If Locker stays, UW could soar

Tim Booth Associated Press
 

SEATTLE – For all the emotional swoons, good and bad, that Steve Sarkisian experienced in his first year as Washington’s football coach, he was left with an overwhelming sense of hope after the Huskies’ season finale that this time next year Washington will be preparing for a bowl.

Gone is the stain of 2008’s 0-12 debacle, replaced by optimism that the competitiveness Washington showed in Sarkisian’s 5-7 first season will eventually lead the Huskies back into the upper echelon of the Pac-10.

“No doubt this (season) was a success,” Sarkisian said. “We’re as good as anybody in our conference. We can go play them next week, and we’ll be in a ballgame with them. I don’t know if we could have said that a year ago, but we can say that today.”

How hopeful everyone else feels about the Huskies in 2010 will largely depend on quarterback Jake Locker’s decision to either stay for his senior season or leave early for the NFL.

Locker might feel a sense of unfinished business, especially considering the close, last-second losses to Notre Dame, Arizona State and UCLA that kept the Huskies from a bowl trip. If he returns to try to cement his Washington legacy, he’ll be leading a dynamic offense.

“I think we can be electric. I think we’re coming into our own,” Sarkisian said after the Huskies’ 42-10 pounding of California to close out the 2009 season. “We’re a very young offense that continued to grow throughout the season and … we showed some explosiveness that we can continue to grow on.”

If Locker turns down the lure of the NFL, the Huskies could present one of the most potent offenses around. They’d bring back a 1,100-yard rusher in tailback Chris Polk, the 2,800 yards passing and nearly 400 yards rushing of Locker, and three receivers with 35 or more catches this season.

But until Locker announces his intentions, there will be a great deal of apprehension on Montlake.

After Saturday’s win over the Bears, Locker insisted he’s made no plans and only now will begin evaluating his future moves. He’s likely to submit his name to the NFL Collegiate Advisory Committee to get a gauge of where he might be drafted, but pundits are almost unanimous in believing Locker’s potential would make him a high first-round selection.

Locker has until Jan. 15 to declare for the draft and until Jan. 18 to withdraw, provided he doesn’t hire an agent.

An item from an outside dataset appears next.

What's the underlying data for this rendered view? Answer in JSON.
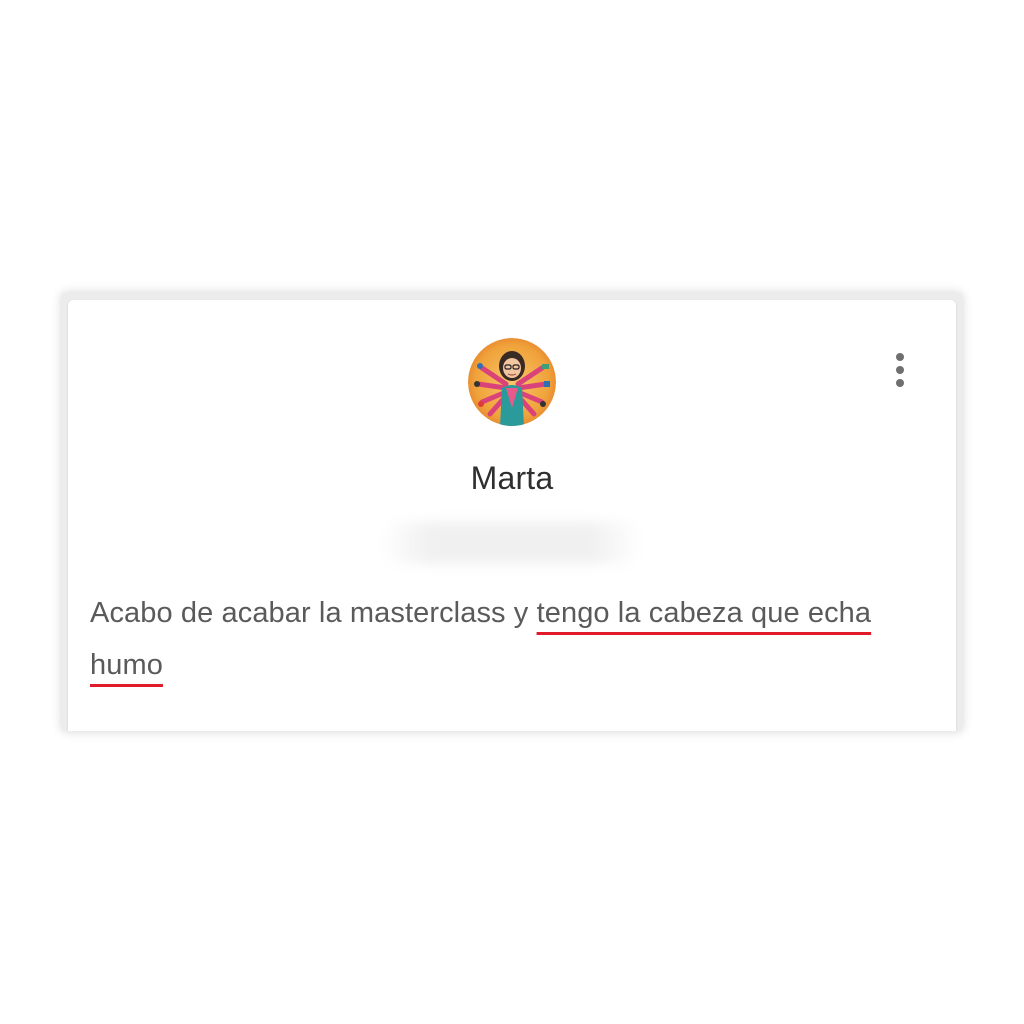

“It’s going to be something where I sit down with my family and the coaching staff and with whatever timeline I do come up with and make a decision,” Locker said.

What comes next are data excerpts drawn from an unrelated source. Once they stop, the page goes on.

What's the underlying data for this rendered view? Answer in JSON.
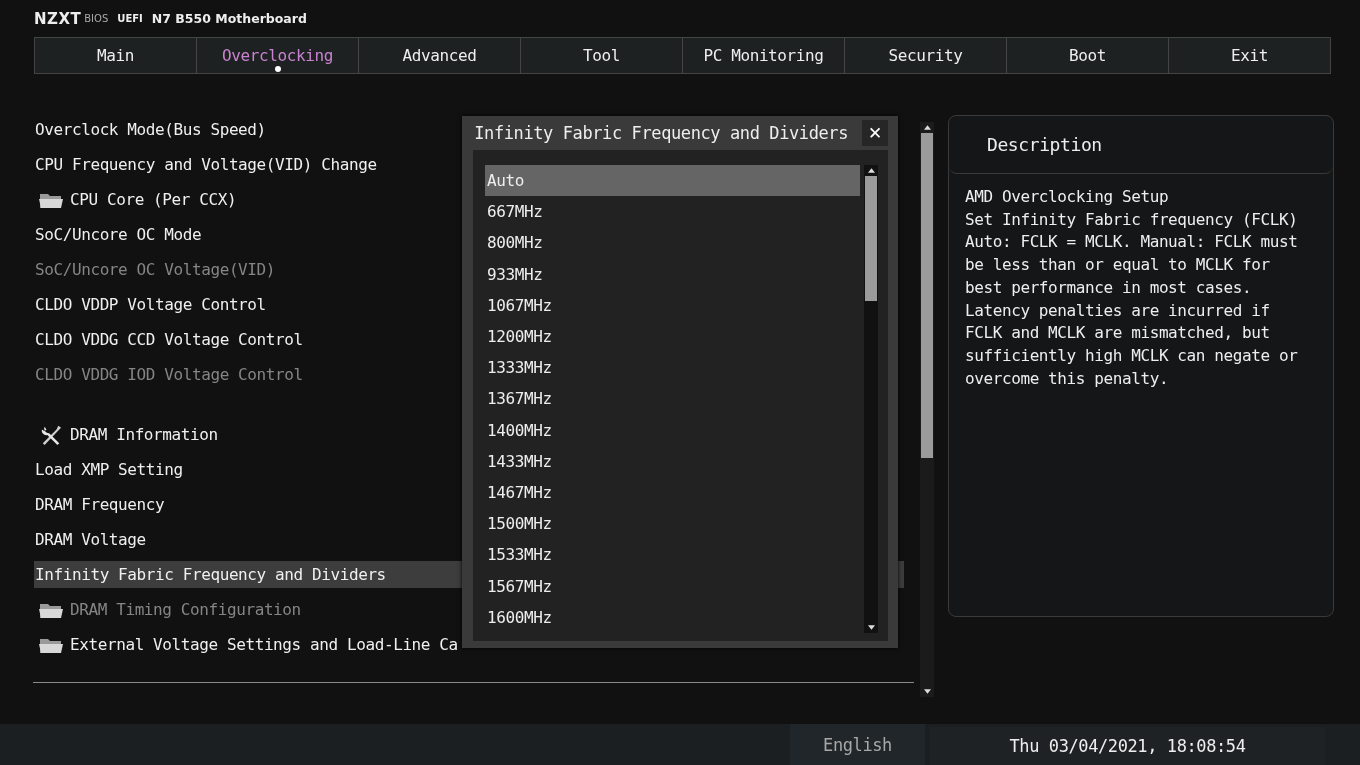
{
  "header": {
    "brand": "NZXT",
    "bios": "BIOS",
    "uefi": "UEFI",
    "model": "N7 B550 Motherboard"
  },
  "tabs": [
    {
      "label": "Main",
      "selected": false
    },
    {
      "label": "Overclocking",
      "selected": true
    },
    {
      "label": "Advanced",
      "selected": false
    },
    {
      "label": "Tool",
      "selected": false
    },
    {
      "label": "PC Monitoring",
      "selected": false
    },
    {
      "label": "Security",
      "selected": false
    },
    {
      "label": "Boot",
      "selected": false
    },
    {
      "label": "Exit",
      "selected": false
    }
  ],
  "menu": [
    {
      "kind": "item",
      "label": "Overclock Mode(Bus Speed)",
      "disabled": false,
      "selected": false
    },
    {
      "kind": "item",
      "label": "CPU Frequency and Voltage(VID) Change",
      "disabled": false,
      "selected": false
    },
    {
      "kind": "folder",
      "label": "CPU Core (Per CCX)",
      "disabled": false,
      "selected": false
    },
    {
      "kind": "item",
      "label": "SoC/Uncore OC Mode",
      "disabled": false,
      "selected": false
    },
    {
      "kind": "item",
      "label": "SoC/Uncore OC Voltage(VID)",
      "disabled": true,
      "selected": false
    },
    {
      "kind": "item",
      "label": "CLDO VDDP Voltage Control",
      "disabled": false,
      "selected": false
    },
    {
      "kind": "item",
      "label": "CLDO VDDG CCD Voltage Control",
      "disabled": false,
      "selected": false
    },
    {
      "kind": "item",
      "label": "CLDO VDDG IOD Voltage Control",
      "disabled": true,
      "selected": false
    },
    {
      "kind": "tools",
      "label": "DRAM Information",
      "disabled": false,
      "selected": false
    },
    {
      "kind": "item",
      "label": "Load XMP Setting",
      "disabled": false,
      "selected": false
    },
    {
      "kind": "item",
      "label": "DRAM Frequency",
      "disabled": false,
      "selected": false
    },
    {
      "kind": "item",
      "label": "DRAM Voltage",
      "disabled": false,
      "selected": false
    },
    {
      "kind": "item",
      "label": "Infinity Fabric Frequency and Dividers",
      "disabled": false,
      "selected": true
    },
    {
      "kind": "folder",
      "label": "DRAM Timing Configuration",
      "disabled": true,
      "selected": false
    },
    {
      "kind": "folder",
      "label": "External Voltage Settings and Load-Line Ca",
      "disabled": false,
      "selected": false
    }
  ],
  "dialog": {
    "title": "Infinity Fabric Frequency and Dividers",
    "close": "✕",
    "options": [
      {
        "label": "Auto",
        "selected": true
      },
      {
        "label": "667MHz",
        "selected": false
      },
      {
        "label": "800MHz",
        "selected": false
      },
      {
        "label": "933MHz",
        "selected": false
      },
      {
        "label": "1067MHz",
        "selected": false
      },
      {
        "label": "1200MHz",
        "selected": false
      },
      {
        "label": "1333MHz",
        "selected": false
      },
      {
        "label": "1367MHz",
        "selected": false
      },
      {
        "label": "1400MHz",
        "selected": false
      },
      {
        "label": "1433MHz",
        "selected": false
      },
      {
        "label": "1467MHz",
        "selected": false
      },
      {
        "label": "1500MHz",
        "selected": false
      },
      {
        "label": "1533MHz",
        "selected": false
      },
      {
        "label": "1567MHz",
        "selected": false
      },
      {
        "label": "1600MHz",
        "selected": false
      }
    ]
  },
  "description": {
    "title": "Description",
    "text": "AMD Overclocking Setup\nSet Infinity Fabric frequency (FCLK)\nAuto: FCLK = MCLK. Manual: FCLK must\nbe less than or equal to MCLK for\nbest performance in most cases.\nLatency penalties are incurred if\nFCLK and MCLK are mismatched, but\nsufficiently high MCLK can negate or\novercome this penalty."
  },
  "status_bar": {
    "language": "English",
    "datetime": "Thu 03/04/2021, 18:08:54"
  }
}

If Locker leaves, the Huskies face a gaping hole at quarterback, with inexperienced Ronnie Fouch or redshirt freshman Keith Price likely to take over. Otherwise, the Huskies offense returns nearly in full.

Polk was expected to be part of a running back by committee approach when the season began. Now he’s on pace to leave Seattle as Washington’s all-time leader in yards rushing after posting just the 13th 1,000-yard season in school history. Jermaine Kearse finished with 50 receptions, nearly 900 yards receiving and eight touchdowns – nearly half the catches and six of the TDs in the final four games.

“I think a lot of teams are going to have to respect us more next year,” freshman receiver James Johnson said. “Other teams aren’t going to go into a game and just expect to win. They are going to know we are going to fight every second of the game. I think that’s what we showed the Pac-10 this year.”

Defense is where the Huskies have holes to fill from a unit that showed progress toward the end of the season, but still gave up an average of 389 yards per game this season – numbers slightly skewed by Washington’s final two games where it allowed just 163 yards to Washington State and 296 to Cal.

Gone will be defensive ends Daniel Te’o-Nesheim and Darrion Jones, linebackers E.J. Savannah and Donald Butler and safety Jason Wells.

But there were bright spots in the development of freshmen cornerbacks Desmond Trufant and Adam Long, and improving linebackers Cort Dennison and Mason Foster. Washington was also able to pressure the quarterback in its final two games with five sacks against Cal and five against Washington State, and continuing that into next season will be key in the improvement of the Huskies defense.

“I think that we showed we can play through anything,” Foster said.